First time getting started with Fenics (and using a finite element analysis package in general), could I have some advice or help on a problem I'm working on?

Of those you mentioned, I actually have tried GMSH and used its GUI to make a 2D grid, the issue was that when I exported the mesh file as a .mesh file, something weird would happen to the original mesh’s edges that I don’t know how to explain. I’ll try to give the others a try.

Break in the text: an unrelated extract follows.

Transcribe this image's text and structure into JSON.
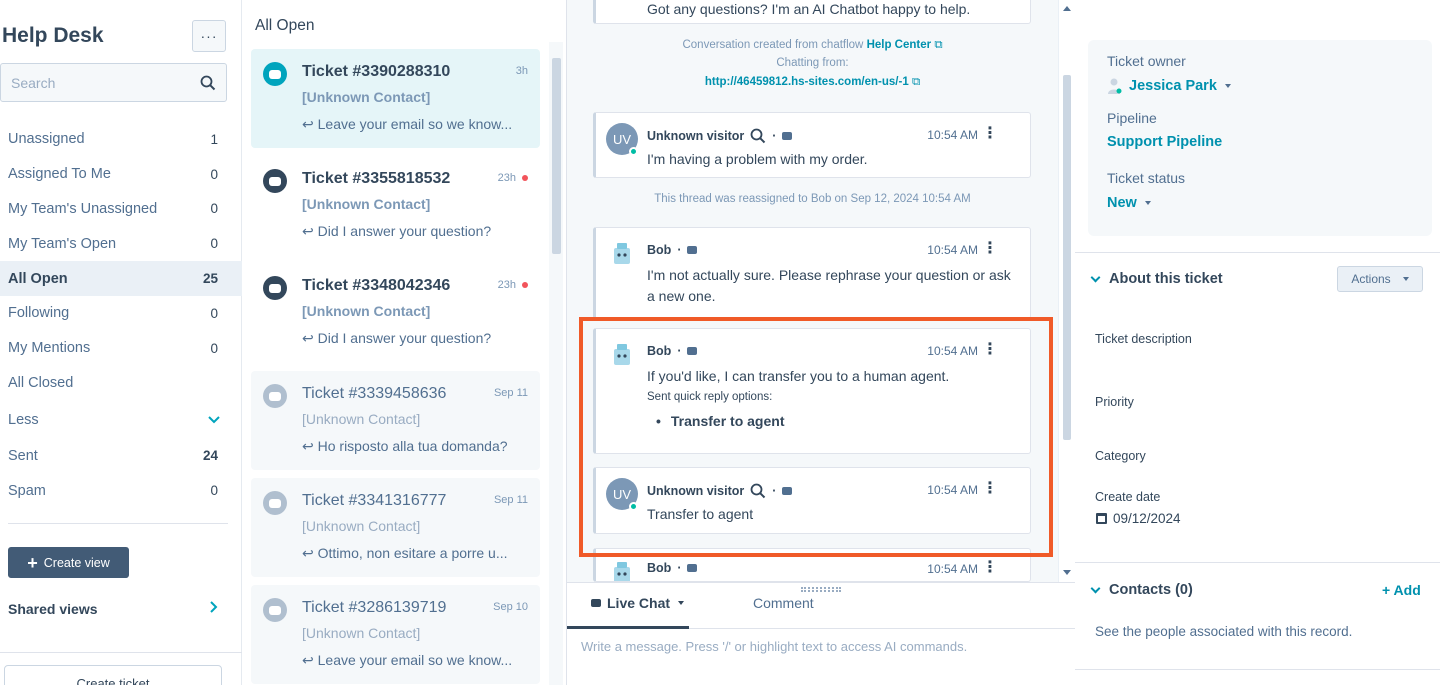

And to your comment on my use case, this was just a test grid to see how custom points were handled in mesh creation in fenics. What I created was meant to look similar to the r-theta plane of a subregion of the full grid that I’m using for my original problem. The original file I’m using contains meteorological data, and in meteorology, data is gridded in spherical coordinates (the Earth), except with pressure being the vertical coordinate instead of r, however r-coordinate data is also provided for each data if it’s needed. If you go back and take another look at the second plot I posted, each one of those dashed lines is analogous to a layer of constant pressure from the ground to the tropopause, and you can see that the heights of each layer varies vertically in a sort of wavy fashion which is pretty close to how it typically looks in real life.

The actual problem that I intended to work on once I figured out grid creation, was to use a subregion of one of the pressure layers on the phi-theta plane (which would look something like the following below)

to solve Poisson’s Equation on. Is Fenics able to solve PDEs on a mesh like this?